HIPAA Email

If it is believed privacy rights have been violated by an HIPAA covered entity then patients have the right to complain about it.  A little research is necessary before filing a complaint is necessary to ensure the organization or individual believed contravened these rights are subject to HIPAA, and is a covered entity.

Once it has been ascertained that a covered entity has indeed broken the privacy rules then a complaint needs to be filed with the Office for Civil Rights.  The complaint must be in writing, but may be in email form or fax if preferred, and be sent to the correct regional office.  It must name the entity involved and contain a complete and lucid description of events and the reason why the rules have been broken.  A complainant has one hundred eighty days from the day of the incident to be accepted by the Office for Civil rights.

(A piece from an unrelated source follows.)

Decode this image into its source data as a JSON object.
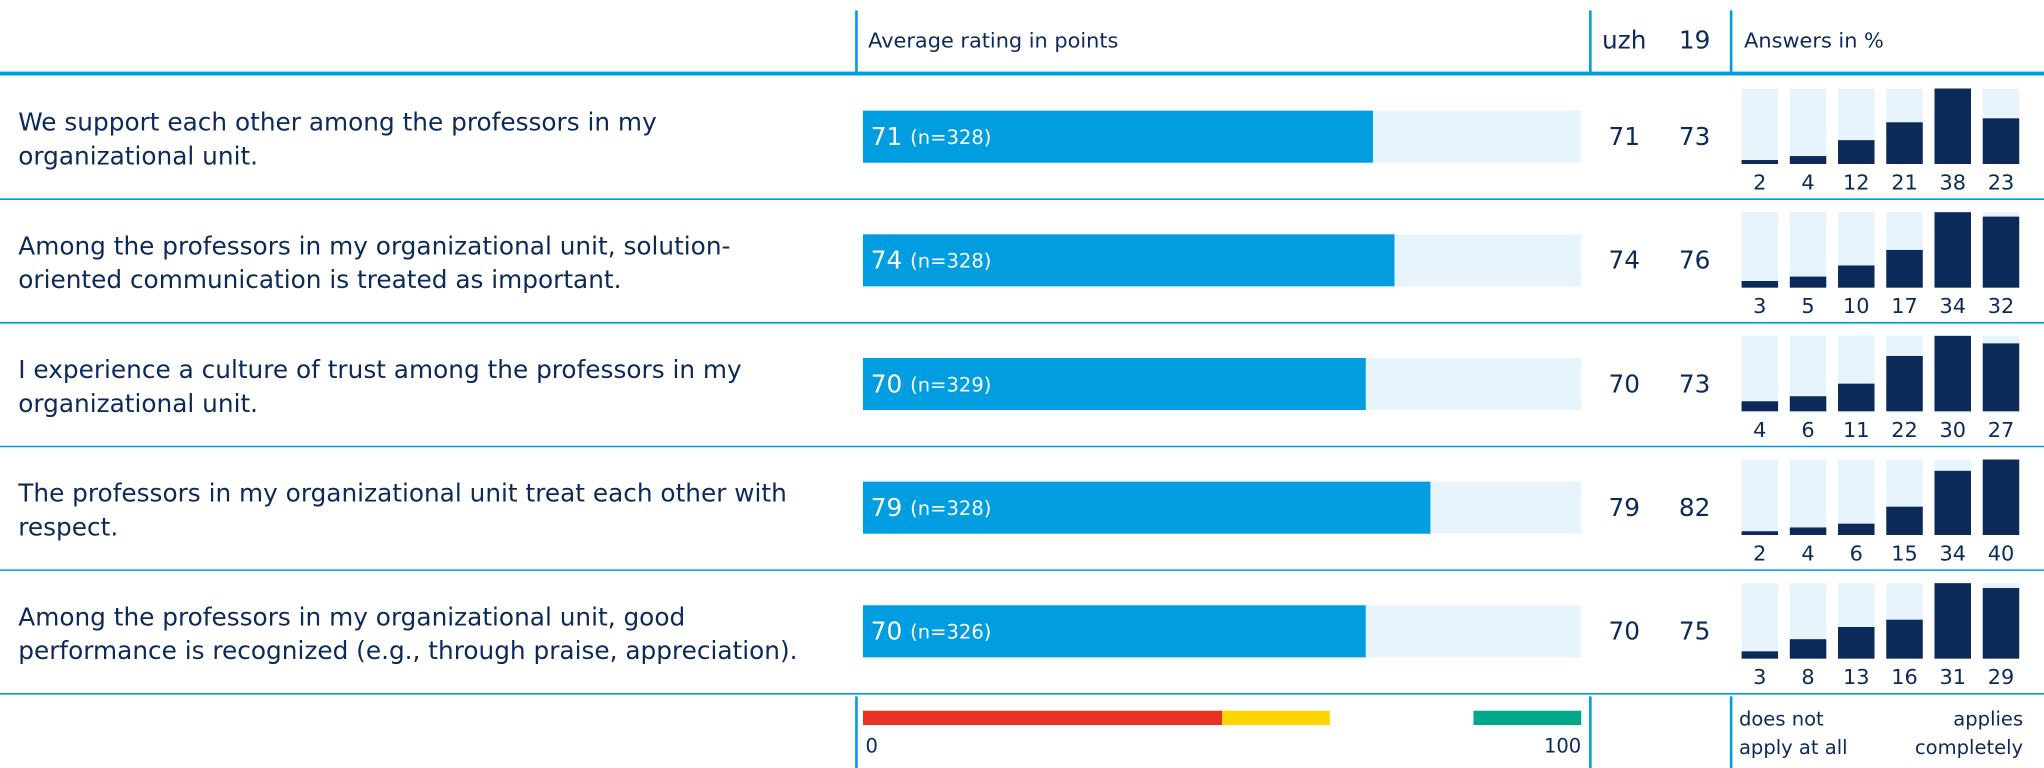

The complainant should not be scared of complaining if they firmly believe their rights have been contravened.  There is a specific clause in the rules that prohibit any kind of retaliation for filing a complaint.  If the Office for Civil Rights get to hear about any retaliations, they take a very dim view and the entity involved can get themselves into real trouble.

A good first step for any complainant is the Office for Civil Rights website where as much information as possible has been posted, and there is a complaint pack with guidance on how to complete it.  Some entities like Universities and some hospitals have their own HIPAA complaint procedures.  A complainant can choose which body to complain to, but if the entity itself is contacted it must be given adequate time to investigate and address the issue before complaining to the Office of Civil Rights.

As with any bureaucracy it will take time to process any complaint so this should be borne in mind once the complaint is made.  Adequate time must be allowed to pass to ensure the OCR can do its job.